Experimental Characterization of Interchannel Mixing of Multiphase Flow Through a Narrow Gap

Two-phase mass transfer through a gap connecting two adjacent channels was investigated as a function of gap geometry and flow conditions. An experiment with a simplified geometry was conducted to aid in the physical understanding and to provide data for validation of numerical computations. The flow loop consisted of two (127 mm)$^{\mathrm{2}}$ channels connected by a 1,219 mm ($L)$ x 229 mm ($W)$ gap, the height of which could be adjusted from 0 to 50 mm. The inlet Reynolds number in each channel could be independently varied from 4x10$^{\mathrm{4}}$ - 1x10$^{\mathrm{5}}$. During previous experiments, the single phase mixing was extensively investigated.
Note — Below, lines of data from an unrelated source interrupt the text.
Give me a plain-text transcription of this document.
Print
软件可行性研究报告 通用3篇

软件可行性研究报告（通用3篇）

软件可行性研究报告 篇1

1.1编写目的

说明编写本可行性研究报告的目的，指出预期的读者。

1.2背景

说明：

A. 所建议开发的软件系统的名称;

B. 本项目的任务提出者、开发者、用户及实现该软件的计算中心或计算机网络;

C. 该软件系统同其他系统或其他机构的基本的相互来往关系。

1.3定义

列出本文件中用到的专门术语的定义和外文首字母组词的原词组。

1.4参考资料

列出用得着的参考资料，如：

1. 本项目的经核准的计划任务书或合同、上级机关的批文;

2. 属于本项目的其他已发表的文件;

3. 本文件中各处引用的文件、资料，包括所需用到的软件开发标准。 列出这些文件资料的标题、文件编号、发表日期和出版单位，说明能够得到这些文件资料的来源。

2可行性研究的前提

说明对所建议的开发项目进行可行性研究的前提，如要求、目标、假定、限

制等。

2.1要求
The inlet void fraction was varied from 1 to 20{\%}. Gas was injected as nominally monodisperse bubbles with diameter $O$(5 mm). The mass transfer through the gap was determined from measurements of the flow rates of water and air, and tracer concentration taken at channel inlets/outlets. The void fraction, bubble diameter distribution and gas flux was determined at the inlets based on flow rate measurements prior to gas injection, optical probes and Wire Mesh Sensor (WMS) data. At the outlets the gas fluxes were based on WMS measurements and the liquid phase mixing was determined based on measurement of the tracer concentration and liquid flow rate after separation of gas. Imaging of fluorescent tracer dye was utilized for select conditions to examine the dynamics of the mixing.